Atualmente, pequenos produtores rurais com renda anual de até R$ 3,6 milhões não são considerados contribuintes no novo sistema tributário, o que resulta em créditos menores para as indústrias de biodiesel que compram matéria-prima dessas famílias, em comparação com grandes produtores. Isso pode fazer com que as empresas prefiram fornecedores maiores, deixando os agricultores familiares fora do mercado.
A proposta inclui medidas para garantir justiça. Para o biodiesel social, inspirado no atual Selo Biocombustível Social, as indústrias que promovem a inclusão social receberão um crédito integral, equivalente às alíquotas padrão do Imposto sobre Bens e Serviços (IBS) e da Contribuição Social sobre Bens e Serviços (CBS), ao comprar de pequenos produtores.
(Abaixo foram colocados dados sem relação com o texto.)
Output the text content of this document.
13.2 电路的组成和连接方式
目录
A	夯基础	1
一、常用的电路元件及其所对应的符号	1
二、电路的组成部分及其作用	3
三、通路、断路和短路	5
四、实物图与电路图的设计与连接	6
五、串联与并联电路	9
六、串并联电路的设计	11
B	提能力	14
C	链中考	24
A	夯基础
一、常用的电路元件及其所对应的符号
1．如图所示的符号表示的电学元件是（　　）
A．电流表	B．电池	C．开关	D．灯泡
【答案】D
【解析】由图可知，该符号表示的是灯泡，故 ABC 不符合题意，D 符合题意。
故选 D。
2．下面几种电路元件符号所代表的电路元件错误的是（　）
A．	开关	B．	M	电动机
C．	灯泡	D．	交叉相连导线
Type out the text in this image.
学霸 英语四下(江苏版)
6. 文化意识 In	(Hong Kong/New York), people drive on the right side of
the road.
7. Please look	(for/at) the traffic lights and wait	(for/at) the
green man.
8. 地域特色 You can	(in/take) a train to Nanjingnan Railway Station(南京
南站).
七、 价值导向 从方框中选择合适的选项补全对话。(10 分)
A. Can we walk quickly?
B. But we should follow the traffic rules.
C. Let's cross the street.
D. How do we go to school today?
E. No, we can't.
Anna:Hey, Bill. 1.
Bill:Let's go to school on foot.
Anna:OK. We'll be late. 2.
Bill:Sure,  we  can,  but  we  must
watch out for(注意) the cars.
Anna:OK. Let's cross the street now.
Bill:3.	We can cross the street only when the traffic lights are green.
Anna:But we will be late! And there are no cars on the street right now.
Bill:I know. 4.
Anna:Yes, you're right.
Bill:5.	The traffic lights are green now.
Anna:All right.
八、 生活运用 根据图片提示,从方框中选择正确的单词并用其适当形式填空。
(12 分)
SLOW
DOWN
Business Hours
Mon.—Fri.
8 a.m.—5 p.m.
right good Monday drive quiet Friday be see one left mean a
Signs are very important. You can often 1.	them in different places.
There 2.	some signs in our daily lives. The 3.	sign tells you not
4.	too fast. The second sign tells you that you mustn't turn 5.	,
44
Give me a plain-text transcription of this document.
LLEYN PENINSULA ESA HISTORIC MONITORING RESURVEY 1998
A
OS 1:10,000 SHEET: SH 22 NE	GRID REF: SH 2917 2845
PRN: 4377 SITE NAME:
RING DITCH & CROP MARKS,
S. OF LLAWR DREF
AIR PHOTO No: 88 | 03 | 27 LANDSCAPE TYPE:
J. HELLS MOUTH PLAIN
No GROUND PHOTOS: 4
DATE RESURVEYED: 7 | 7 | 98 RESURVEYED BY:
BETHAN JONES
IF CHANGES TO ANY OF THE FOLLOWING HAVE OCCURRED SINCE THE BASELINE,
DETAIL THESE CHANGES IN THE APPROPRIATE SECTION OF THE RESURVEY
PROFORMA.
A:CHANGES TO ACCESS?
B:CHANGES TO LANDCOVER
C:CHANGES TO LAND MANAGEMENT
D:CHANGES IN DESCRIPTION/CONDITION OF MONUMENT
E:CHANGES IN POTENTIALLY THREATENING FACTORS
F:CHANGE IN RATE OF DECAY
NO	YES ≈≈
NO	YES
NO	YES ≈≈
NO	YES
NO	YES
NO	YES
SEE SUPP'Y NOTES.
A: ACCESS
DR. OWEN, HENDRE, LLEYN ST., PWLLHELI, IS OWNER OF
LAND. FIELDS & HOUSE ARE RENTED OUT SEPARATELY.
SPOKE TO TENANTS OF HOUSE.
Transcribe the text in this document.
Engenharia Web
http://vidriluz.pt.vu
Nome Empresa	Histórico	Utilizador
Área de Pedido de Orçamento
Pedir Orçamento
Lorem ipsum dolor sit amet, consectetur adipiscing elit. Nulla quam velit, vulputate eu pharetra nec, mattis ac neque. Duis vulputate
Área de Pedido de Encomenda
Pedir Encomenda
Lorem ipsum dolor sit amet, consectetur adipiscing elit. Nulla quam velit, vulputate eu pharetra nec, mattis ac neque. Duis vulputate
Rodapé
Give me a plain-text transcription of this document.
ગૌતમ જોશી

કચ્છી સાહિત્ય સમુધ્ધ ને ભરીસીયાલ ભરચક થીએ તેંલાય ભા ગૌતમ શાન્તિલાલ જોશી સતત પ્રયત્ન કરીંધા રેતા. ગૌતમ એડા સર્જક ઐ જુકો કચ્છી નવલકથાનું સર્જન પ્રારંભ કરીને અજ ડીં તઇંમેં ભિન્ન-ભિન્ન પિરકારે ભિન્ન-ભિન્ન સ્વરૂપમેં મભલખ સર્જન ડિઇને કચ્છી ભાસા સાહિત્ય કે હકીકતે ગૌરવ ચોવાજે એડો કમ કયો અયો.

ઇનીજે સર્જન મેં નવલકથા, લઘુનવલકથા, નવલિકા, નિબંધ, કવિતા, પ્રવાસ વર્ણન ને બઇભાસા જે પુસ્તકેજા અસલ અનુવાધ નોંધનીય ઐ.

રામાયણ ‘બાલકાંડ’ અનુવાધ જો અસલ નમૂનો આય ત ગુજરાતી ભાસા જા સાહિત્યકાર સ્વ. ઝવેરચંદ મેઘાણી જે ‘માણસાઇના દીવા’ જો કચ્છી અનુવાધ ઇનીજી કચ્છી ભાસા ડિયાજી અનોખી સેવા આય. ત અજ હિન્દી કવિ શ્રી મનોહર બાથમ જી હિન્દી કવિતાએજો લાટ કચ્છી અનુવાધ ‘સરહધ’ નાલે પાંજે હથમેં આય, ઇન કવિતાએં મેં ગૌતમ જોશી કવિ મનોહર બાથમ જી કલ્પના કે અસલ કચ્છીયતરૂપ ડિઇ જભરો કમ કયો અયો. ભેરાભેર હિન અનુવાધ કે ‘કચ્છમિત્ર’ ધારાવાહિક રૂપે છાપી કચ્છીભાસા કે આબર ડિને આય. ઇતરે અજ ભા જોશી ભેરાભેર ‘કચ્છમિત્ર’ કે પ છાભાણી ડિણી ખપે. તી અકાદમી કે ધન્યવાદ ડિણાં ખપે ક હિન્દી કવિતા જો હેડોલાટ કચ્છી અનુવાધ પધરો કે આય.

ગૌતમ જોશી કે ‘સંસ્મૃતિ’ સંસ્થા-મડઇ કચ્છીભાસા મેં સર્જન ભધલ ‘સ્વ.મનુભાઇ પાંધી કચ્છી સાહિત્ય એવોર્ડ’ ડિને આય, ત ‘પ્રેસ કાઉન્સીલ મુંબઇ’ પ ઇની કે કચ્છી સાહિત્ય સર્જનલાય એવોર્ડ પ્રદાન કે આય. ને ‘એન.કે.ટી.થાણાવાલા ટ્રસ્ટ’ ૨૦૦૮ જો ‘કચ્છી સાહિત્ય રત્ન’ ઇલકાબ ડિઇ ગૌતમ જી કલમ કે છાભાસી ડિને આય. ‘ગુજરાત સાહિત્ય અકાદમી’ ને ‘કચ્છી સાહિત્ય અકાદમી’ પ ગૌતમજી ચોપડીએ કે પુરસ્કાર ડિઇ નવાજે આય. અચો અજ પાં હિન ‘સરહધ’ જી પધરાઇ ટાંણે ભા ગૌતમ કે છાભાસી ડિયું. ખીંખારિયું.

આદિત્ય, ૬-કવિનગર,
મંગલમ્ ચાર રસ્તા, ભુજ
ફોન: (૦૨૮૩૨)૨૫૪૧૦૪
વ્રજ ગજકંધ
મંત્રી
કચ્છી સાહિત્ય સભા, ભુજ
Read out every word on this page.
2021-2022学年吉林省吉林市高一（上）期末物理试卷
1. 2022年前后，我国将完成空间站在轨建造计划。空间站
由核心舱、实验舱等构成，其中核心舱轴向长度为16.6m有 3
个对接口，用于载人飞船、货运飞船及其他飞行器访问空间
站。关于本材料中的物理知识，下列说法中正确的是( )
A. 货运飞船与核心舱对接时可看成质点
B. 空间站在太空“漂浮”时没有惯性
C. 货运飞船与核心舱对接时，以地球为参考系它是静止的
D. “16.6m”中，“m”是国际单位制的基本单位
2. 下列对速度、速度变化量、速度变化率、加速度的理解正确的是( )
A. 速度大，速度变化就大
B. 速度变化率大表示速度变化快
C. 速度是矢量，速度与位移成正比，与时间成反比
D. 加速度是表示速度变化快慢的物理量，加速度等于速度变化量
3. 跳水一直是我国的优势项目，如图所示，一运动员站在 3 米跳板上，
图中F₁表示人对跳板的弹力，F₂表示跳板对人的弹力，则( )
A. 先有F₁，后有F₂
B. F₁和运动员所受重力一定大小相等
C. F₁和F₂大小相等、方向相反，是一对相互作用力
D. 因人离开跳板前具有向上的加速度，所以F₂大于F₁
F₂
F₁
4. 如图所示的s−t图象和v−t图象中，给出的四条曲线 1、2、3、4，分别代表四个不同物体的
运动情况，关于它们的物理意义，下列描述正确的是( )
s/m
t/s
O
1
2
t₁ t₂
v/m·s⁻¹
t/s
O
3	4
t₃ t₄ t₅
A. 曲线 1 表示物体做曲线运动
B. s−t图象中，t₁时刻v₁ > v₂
Além disso, o projeto garante que o desconto nos impostos seja igual, não importando o tamanho do fornecedor rural, evitando desvantagens para os agricultores familiares.
O deputado Nilto Tatto ressalta o sucesso do Programa Nacional de Produção e Uso do Biodiesel, criado em 2005, que movimentou quase R$ 6 bilhões em 2022 e beneficiou 70 mil famílias. Ele destaca que a reforma tributária não deu a atenção necessária aos incentivos para a agricultura familiar, e que o crédito integral é fundamental para manter o interesse desses produtores.
O texto também define para fins tributários quem são os produtores rurais integrados e as pessoas jurídicas produtoras rurais.
O projeto passará pelas comissões de Agricultura, Pecuária, Abastecimento e Desenvolvimento Rural; de Finanças e Tributação; e de Constituição e Justiça e de Cidadania, podendo ser encaminhado para votação no Plenário.